I'm performing queries in a server with Open Source Routing Machine (OSRM) deployed. I send a set of coordinates and obtain a n x n matrix of network distances over a streets network.
In order to improve the speed of the computations, I want to use "ThreadPoolExecutor" to parallelize queries.
So far, I'm setting the connection in two ways, both giving me the same error:
def osrm_query(url_input):
'Send request'
response = requests.get(url_input)
r = response.json()
return r
def osrm_query_2(url_input):
'Send request'
s = requests.Session()
retries = Retry(total=3,
backoff_factor=0.1,
status_forcelist=[ 500, 502, 503, 504 ])
s.mount('https://', HTTPAdapter(max_retries=retries))

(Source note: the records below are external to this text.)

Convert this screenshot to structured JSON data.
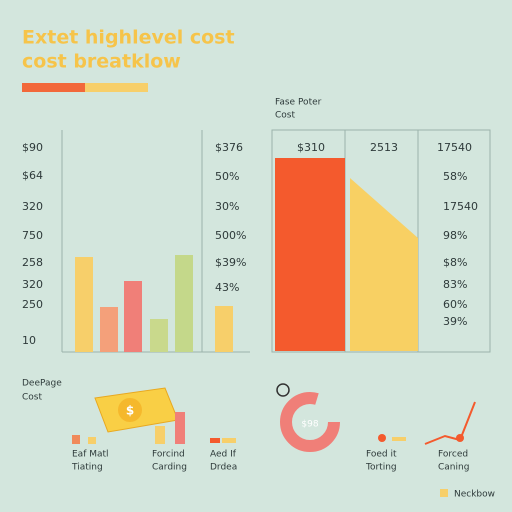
{
  "header": {
    "title": "Extet highlevel cost",
    "subtitle": "cost breatklow"
  },
  "left_panel": {
    "axis_labels": [
      "$90",
      "$64",
      "320",
      "750",
      "258",
      "320",
      "250",
      "10"
    ],
    "right_labels": [
      "$376",
      "50%",
      "30%",
      "500%",
      "$39%",
      "43%"
    ]
  },
  "right_panel": {
    "title": "Fase Poter",
    "subtitle": "Cost",
    "header_labels": [
      "$310",
      "2513",
      "17540"
    ],
    "right_labels": [
      "58%",
      "17540",
      "98%",
      "$8%",
      "83%",
      "60%",
      "39%"
    ]
  },
  "bottom": {
    "title": "DeePage",
    "subtitle": "Cost",
    "items": [
      {
        "label": "Eaf Matl",
        "sublabel": "Tiating"
      },
      {
        "label": "Forcind",
        "sublabel": "Carding"
      },
      {
        "label": "Aed If",
        "sublabel": "Drdea"
      },
      {
        "label": "Foed it",
        "sublabel": "Torting"
      },
      {
        "label": "Forced",
        "sublabel": "Caning"
      }
    ],
    "gauge_label": "$98",
    "legend": "Neckbow"
  }
}
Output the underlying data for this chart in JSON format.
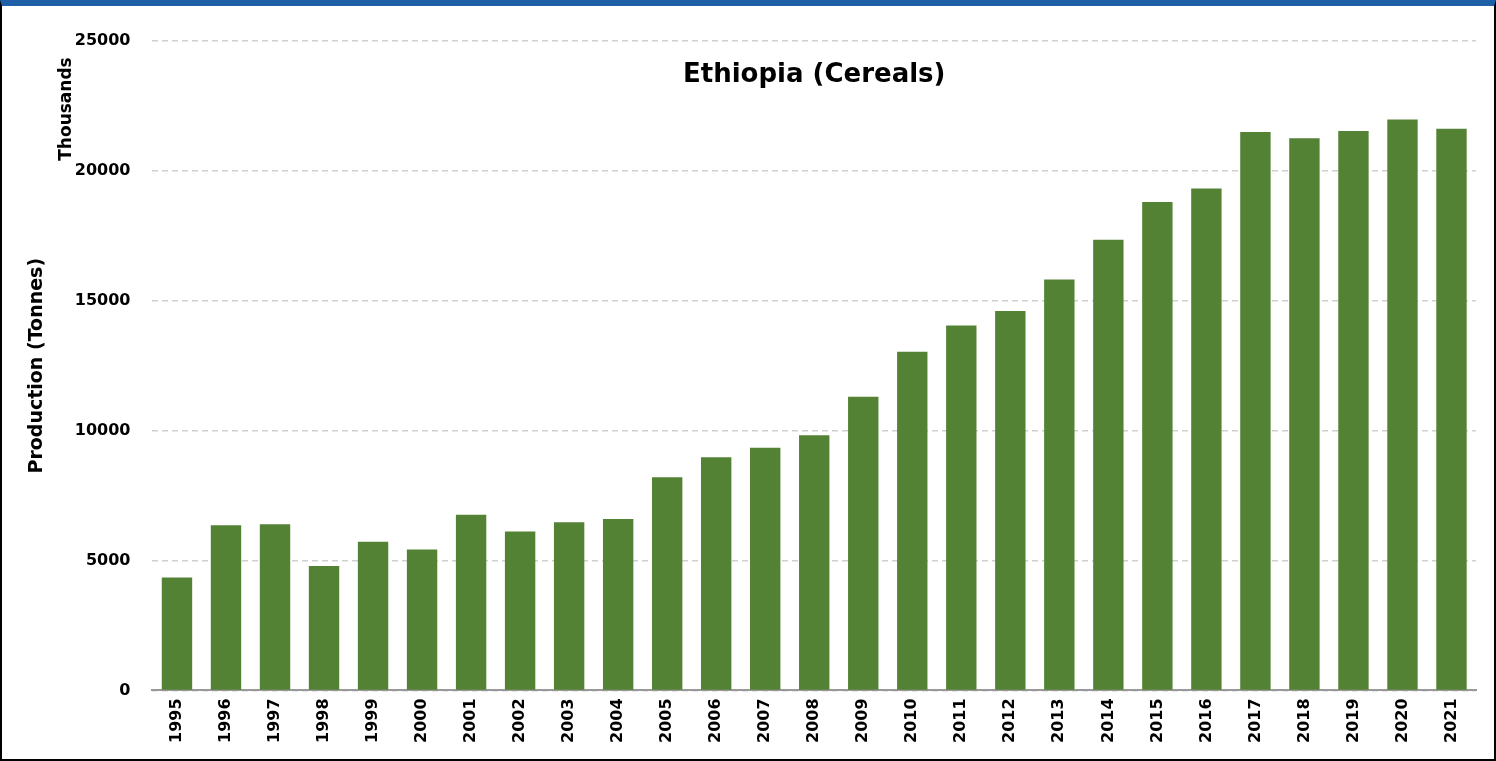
{
  "chart_data": {
    "type": "bar",
    "title": "Ethiopia (Cereals)",
    "ylabel": "Production (Tonnes)",
    "annotations": [
      "Thousands"
    ],
    "categories": [
      "1995",
      "1996",
      "1997",
      "1998",
      "1999",
      "2000",
      "2001",
      "2002",
      "2003",
      "2004",
      "2005",
      "2006",
      "2007",
      "2008",
      "2009",
      "2010",
      "2011",
      "2012",
      "2013",
      "2014",
      "2015",
      "2016",
      "2017",
      "2018",
      "2019",
      "2020",
      "2021"
    ],
    "values": [
      4350,
      6360,
      6400,
      4790,
      5720,
      5430,
      6760,
      6120,
      6480,
      6600,
      8210,
      8980,
      9340,
      9820,
      11310,
      13040,
      14050,
      14610,
      15820,
      17350,
      18800,
      19320,
      21500,
      21260,
      21540,
      21980,
      21620
    ],
    "color": "#548235",
    "ylim": [
      0,
      25000
    ],
    "yticks": [
      0,
      5000,
      10000,
      15000,
      20000,
      25000
    ],
    "grid": "y"
  }
}
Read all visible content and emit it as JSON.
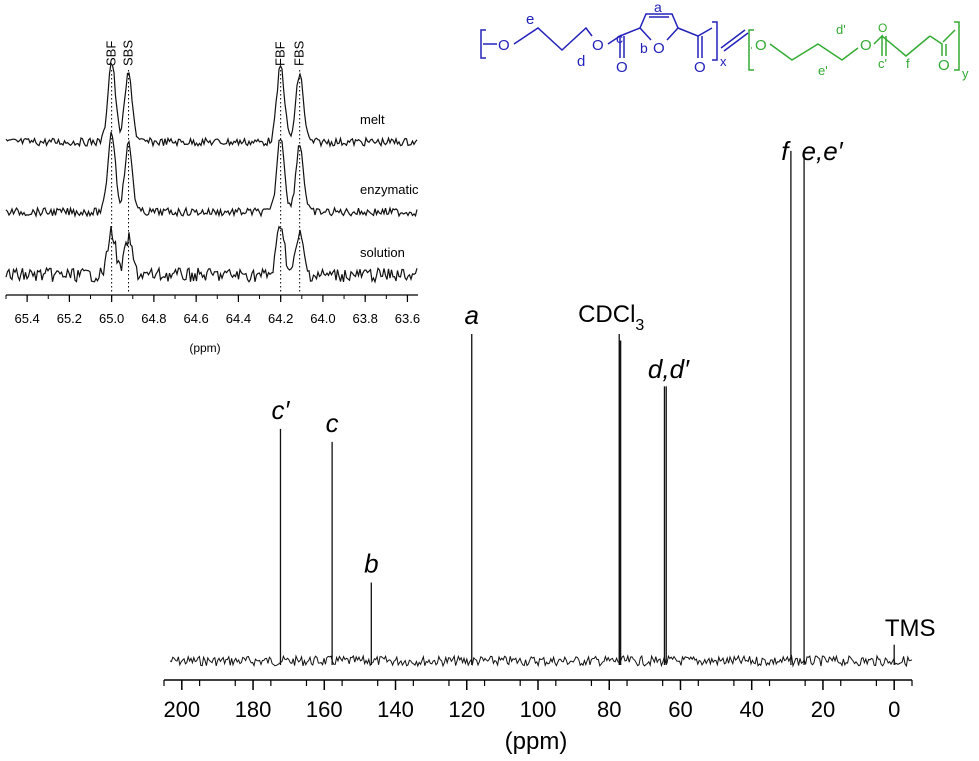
{
  "chart_data": [
    {
      "type": "line",
      "panel": "main-13C-NMR-spectrum",
      "xlabel": "(ppm)",
      "xlim": [
        205,
        -5
      ],
      "x_reversed": true,
      "x_ticks": [
        200,
        180,
        160,
        140,
        120,
        100,
        80,
        60,
        40,
        20,
        0
      ],
      "peaks": [
        {
          "label": "c′",
          "x": 172.3,
          "height": 0.71
        },
        {
          "label": "c",
          "x": 157.8,
          "height": 0.67
        },
        {
          "label": "b",
          "x": 146.8,
          "height": 0.24
        },
        {
          "label": "a",
          "x": 118.6,
          "height": 1.0
        },
        {
          "label": "CDCl",
          "label_sub": "3",
          "x": 77.2,
          "height": 1.0
        },
        {
          "label": "",
          "x": 77.0,
          "height": 0.98
        },
        {
          "label": "",
          "x": 76.8,
          "height": 0.98
        },
        {
          "label": "d,d′",
          "x": 64.5,
          "height": 0.84
        },
        {
          "label": "",
          "x": 64.0,
          "height": 0.84
        },
        {
          "label": "f",
          "x": 29.0,
          "height": 1.56
        },
        {
          "label": "e,e′",
          "x": 25.3,
          "height": 1.55
        },
        {
          "label": "TMS",
          "x": 0.0,
          "height": 0.05
        }
      ]
    },
    {
      "type": "line",
      "panel": "inset-expansion",
      "xlabel": "(ppm)",
      "xlim": [
        65.5,
        63.55
      ],
      "x_reversed": true,
      "x_tick_labels": [
        "65.4",
        "65.2",
        "65.0",
        "64.8",
        "64.6",
        "64.4",
        "64.2",
        "64.0",
        "63.8",
        "63.6"
      ],
      "x_ticks": [
        65.4,
        65.2,
        65.0,
        64.8,
        64.6,
        64.4,
        64.2,
        64.0,
        63.8,
        63.6
      ],
      "reference_lines": [
        {
          "label": "SBF",
          "x": 65.0
        },
        {
          "label": "SBS",
          "x": 64.92
        },
        {
          "label": "FBF",
          "x": 64.2
        },
        {
          "label": "FBS",
          "x": 64.11
        }
      ],
      "series": [
        {
          "name": "melt",
          "peaks": [
            {
              "x": 65.0,
              "h": 1.0
            },
            {
              "x": 64.92,
              "h": 0.85
            },
            {
              "x": 64.2,
              "h": 0.95
            },
            {
              "x": 64.11,
              "h": 0.85
            }
          ]
        },
        {
          "name": "enzymatic",
          "peaks": [
            {
              "x": 65.0,
              "h": 1.0
            },
            {
              "x": 64.92,
              "h": 0.85
            },
            {
              "x": 64.2,
              "h": 0.95
            },
            {
              "x": 64.11,
              "h": 0.85
            }
          ]
        },
        {
          "name": "solution",
          "peaks": [
            {
              "x": 65.0,
              "h": 0.55
            },
            {
              "x": 64.92,
              "h": 0.45
            },
            {
              "x": 64.2,
              "h": 0.65
            },
            {
              "x": 64.11,
              "h": 0.5
            }
          ]
        }
      ]
    }
  ],
  "structure": {
    "blue_labels": {
      "e": "e",
      "d": "d",
      "c": "c",
      "b": "b",
      "a": "a",
      "x": "x",
      "o": "O"
    },
    "green_labels": {
      "d_prime": "d'",
      "e_prime": "e'",
      "c_prime": "c'",
      "f": "f",
      "y": "y",
      "o": "O"
    },
    "colors": {
      "block1": "#2222bb",
      "block2": "#33aa33"
    }
  }
}
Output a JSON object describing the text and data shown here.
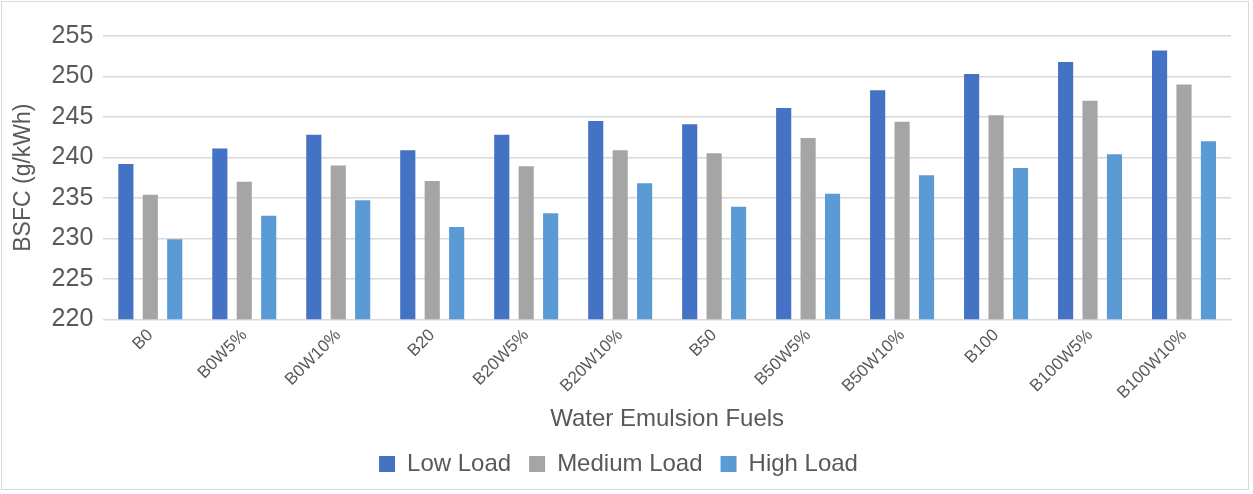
{
  "chart_data": {
    "type": "bar",
    "xlabel": "Water Emulsion Fuels",
    "ylabel": "BSFC (g/kWh)",
    "categories": [
      "B0",
      "B0W5%",
      "B0W10%",
      "B20",
      "B20W5%",
      "B20W10%",
      "B50",
      "B50W5%",
      "B50W10%",
      "B100",
      "B100W5%",
      "B100W10%"
    ],
    "series": [
      {
        "name": "Low Load",
        "color": "#4472c4",
        "values": [
          239.2,
          241.1,
          242.8,
          240.9,
          242.8,
          244.5,
          244.1,
          246.1,
          248.3,
          250.3,
          251.8,
          253.2
        ]
      },
      {
        "name": "Medium Load",
        "color": "#a5a5a5",
        "values": [
          235.4,
          237.0,
          239.0,
          237.1,
          238.9,
          240.9,
          240.5,
          242.4,
          244.4,
          245.2,
          247.0,
          249.0
        ]
      },
      {
        "name": "High Load",
        "color": "#5b9bd5",
        "values": [
          229.9,
          232.8,
          234.7,
          231.4,
          233.1,
          236.8,
          233.9,
          235.5,
          237.8,
          238.7,
          240.4,
          242.0
        ]
      }
    ],
    "ylim": [
      220,
      255
    ],
    "yticks": [
      220,
      225,
      230,
      235,
      240,
      245,
      250,
      255
    ],
    "grid": "y",
    "legend": "bottom"
  }
}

response = s.get(url_input)
r = response.json()
return r
I generate the set of URLs (in the _urls list) that I want to send as requests and parallelize this way:
with ThreadPoolExecutor(max_workers=5) as executor:
for each in executor.map(osrm_query_2, _urls):
r.append(each)
So far, all works ok, but then, when parsing more than 40,000 URLs, I get this error back:
OSError: [WinError 10048] Only one usage of each socket address (protocol/networ
k address/port) is normally permitted
As far as I understand, the problem is that I send too many request from my machine, exhausting the number of ports available to send the request (it looks that this has nothing to do with the machine I'm sending the request to).
How can I fix this? There is a way to tell the treadPoolExecutor to re-use the connections?